Il caso Nogarin dimostra che la politica si mette da sola, e sempre più spesso, nelle mani di un tribunale. Che si tratti di M5s o Pd fa lo stesso: vince la macchina del fango

9 Maggio 2016 alle 18:29

Livorno, il metodo Davigo spiegato a Grillo

Beppe Grillo durante il suo spettacolo "Grillo vs Grillo" (foto LaPresse)
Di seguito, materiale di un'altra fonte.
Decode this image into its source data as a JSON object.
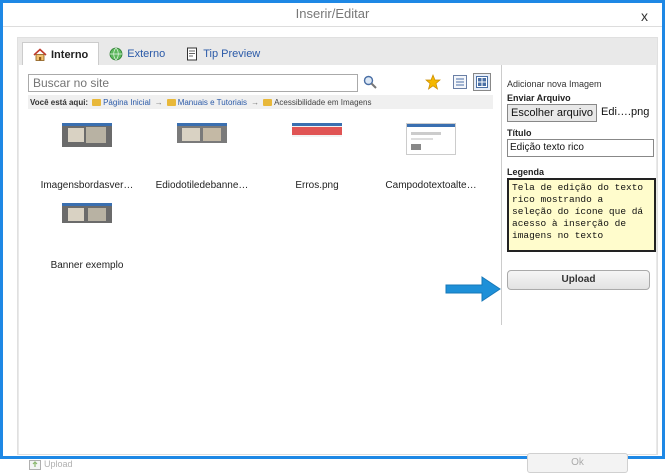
{
  "window": {
    "title": "Inserir/Editar",
    "close": "x"
  },
  "tabs": [
    {
      "label": "Interno",
      "icon": "house-icon",
      "active": true
    },
    {
      "label": "Externo",
      "icon": "globe-icon",
      "active": false
    },
    {
      "label": "Tip Preview",
      "icon": "document-icon",
      "active": false
    }
  ],
  "search": {
    "placeholder": "Buscar no site"
  },
  "breadcrumb": {
    "prefix": "Você está aqui:",
    "items": [
      "Página Inicial",
      "Manuais e Tutoriais",
      "Acessibilidade em Imagens"
    ],
    "separator": "→"
  },
  "files": [
    {
      "name": "Imagensbordasver…"
    },
    {
      "name": "Ediodotiledebanne…"
    },
    {
      "name": "Erros.png"
    },
    {
      "name": "Campodotextoalte…"
    },
    {
      "name": "Banner exemplo"
    }
  ],
  "upload_panel": {
    "heading": "Adicionar nova Imagem",
    "file_label": "Enviar Arquivo",
    "file_button": "Escolher arquivo",
    "file_name": "Edi….png",
    "title_label": "Título",
    "title_value": "Edição texto rico",
    "caption_label": "Legenda",
    "caption_value": "Tela de edição do texto\nrico mostrando a\nseleção do ícone que dá\nacesso à inserção de\nimagens no texto",
    "upload_button": "Upload"
  },
  "footer": {
    "upload_link": "Upload",
    "ok_button": "Ok"
  },
  "colors": {
    "frame": "#1e88e5",
    "caption_bg": "#fffccc",
    "arrow": "#1e90d8",
    "link": "#2b5aa8"
  }
}
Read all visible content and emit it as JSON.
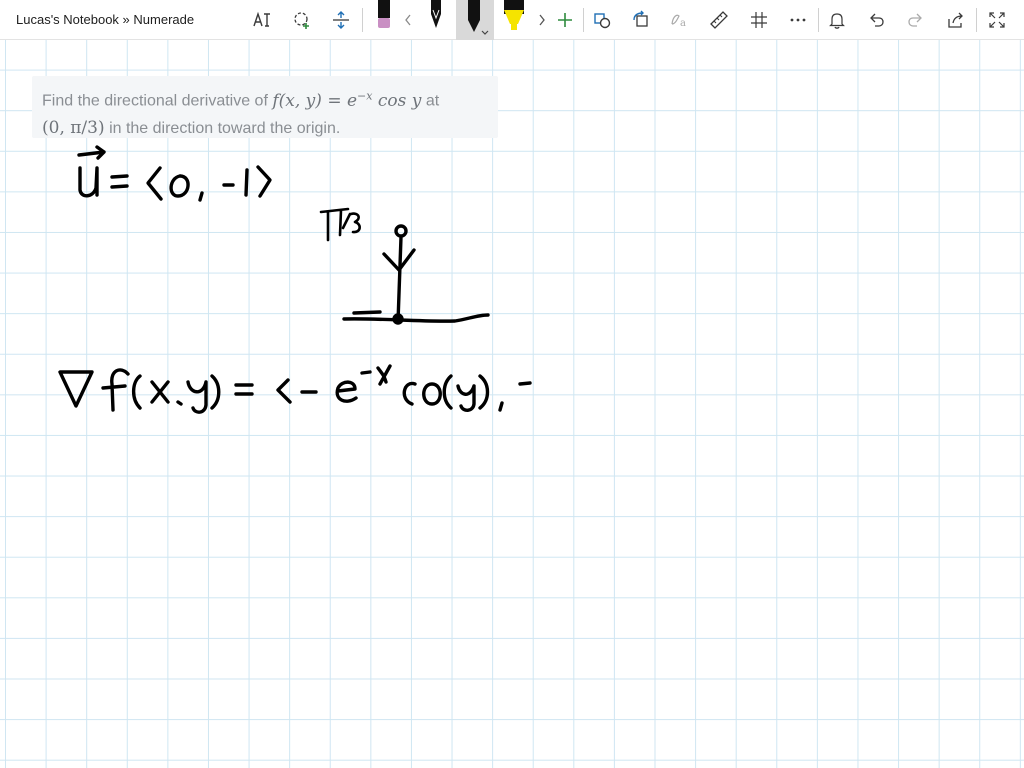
{
  "window": {
    "title": "Lucas's Notebook » Numerade"
  },
  "toolbar": {
    "tools": [
      "handwriting-to-text-icon",
      "lasso-select-icon",
      "add-space-icon",
      "pen-pink-icon",
      "scroll-left-icon",
      "pen-black-icon",
      "pen-black-selected-icon",
      "highlighter-yellow-icon",
      "scroll-right-icon",
      "add-pen-icon",
      "shapes-icon",
      "ink-to-shape-icon",
      "ink-to-math-icon",
      "ruler-icon",
      "grid-icon",
      "more-icon",
      "notifications-icon",
      "undo-icon",
      "redo-icon",
      "share-icon",
      "fullscreen-icon"
    ],
    "colors": {
      "pink_pen": "#c98fc3",
      "black_pen": "#000000",
      "yellow_highlighter": "#f5e400",
      "add": "#2e8b3e"
    }
  },
  "problem": {
    "prefix": "Find the directional derivative of",
    "function_lhs": "f(x, y) = e",
    "exponent": "−x",
    "function_rhs": " cos y",
    "mid": "at",
    "point": "(0, π/3)",
    "suffix": "in the direction toward the origin."
  },
  "canvas": {
    "grid_color": "#cfe6f2",
    "ink_color": "#000000"
  }
}
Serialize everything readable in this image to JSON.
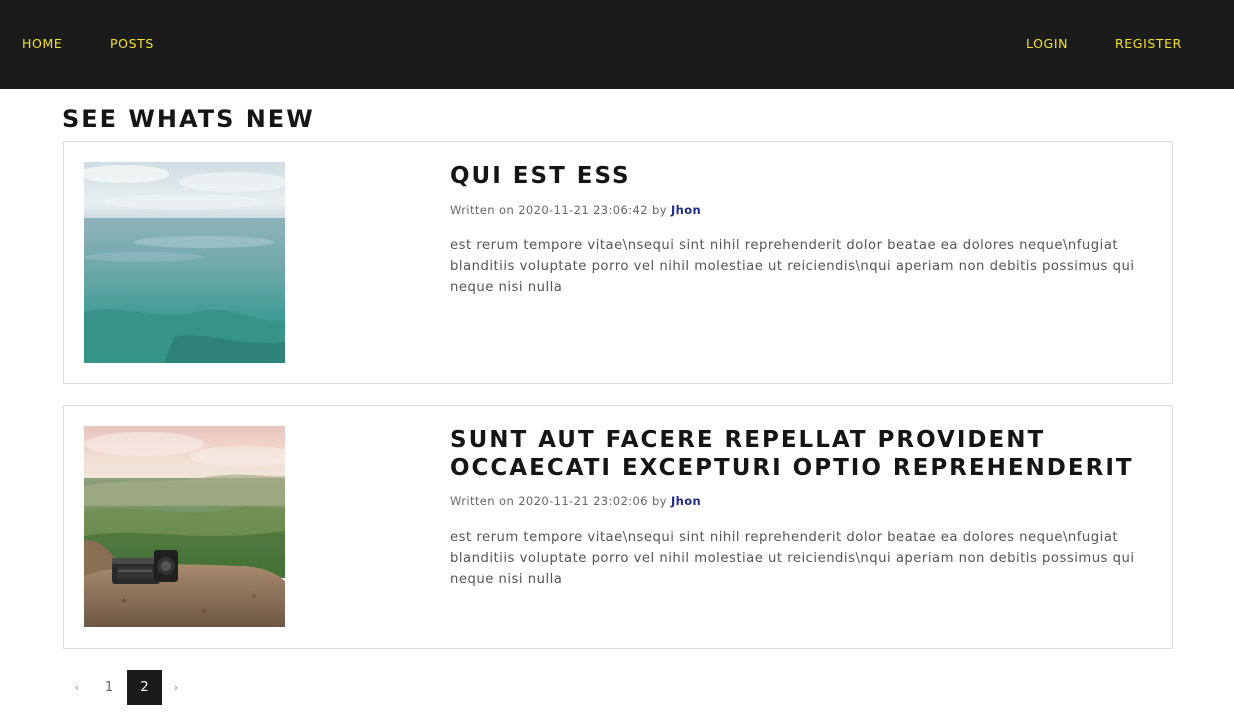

C’è il caso di Filippo Nogarin, il sindaco a Cinque Stelle di Livorno indagato per concorso in bancarotta fraudolenta nell’inchiesta sull’Aamps, azienda pubblica dei rifiuti (Nogarin ha dato il via libera a 33 assunzioni di precari quando era già stato chiesto il concordato preventivo). C’è il contorno di improvviso e insolito garantismo grillino (della serie: perché Nogarin deve dimettersi ora? aspettiamo di vedere che cosa c’è – il che ovviamente è condivisibile, dal punto di vista della presunzione di innocenza). Ma c’è anche qualcosa che il caso Nogarin dimostra al di là del “particulare”; qualcosa che, una volta di più, svela il meccanismo perverso e trasversale della cosiddetta macchina del fango: prendi un politico (candidato o già eletto), sbattilo in prima pagina con notizia di reato presunto e (anche se non nel caso Nogarin) con ampio corredo di intercettazioni, tra le cui righe si fanno labili i confini tra reato e non reato, bene e male, colpevoli e innocenti.

 

A quel punto la giostra parte e tutti ne diventano schiavi di propria iniziativa. A seconda di chi sia coinvolto, infatti, lo schema è sempre lo stesso (a parti rovesciate): il partito X accusa il partito Y di non avere la trasparenza e la moralità necessarie a gestire la cosa pubblica; il partito Y risponde dicendo che il partito X pecca di doppiopesismo (quando sono indagati i vostri è un conto, quando lo sono i nostri è un altro); gli indagati (se non arrestati) diventano protagonisti della tiritera “si deve dimettere”, “no, non si deve dimettere”; gli indagati sospesi dall’incarico (ex caso De Magistris a Napoli) fanno spallucce, sapendo di poter essere reintegrati; alle elezioni successive i candidati del partito X e del partito Y e magari pure dei partiti A, B e Z decidono allora di elevare un altare alla “lista pulita” (fuori chiunque abbia “pendenze giudiziarie”, fosse pure solo una querela, vedi caso Giachetti-Naim a Roma), e anche a costo di sacrificare anni di carriera garantista. Risultato: con o senza intervento dell’Anm, del Csm e del ministero della Giustizia (caso Morosini), la politica si mette da sola, e sempre più spesso, nelle mani di un tribunale: lo si è visto a Quarto (con il M5s protagonista), ma anche di recente a Lodi, con il sindaco pd Simone Uggetti messo in carcere (carcerazione preventiva) con l’accusa di turbativa d’asta per l’assegnazione di due piscine pubbliche. A seconda dei casi, il M5s si è ritrovato a dover sposare una cautela non manettara dopo anni di campagne manettare, e il Pd a gridare su Twitter “avete la doppia morale” dopo essersi piegato, in molti casi, alla logica giustizialista (e anche se ieri il premier Matteo Renzi ha detto “non chiedo le dimissioni di Nogarin”, sembra poco per scardinare lo schema “macchina del fango”).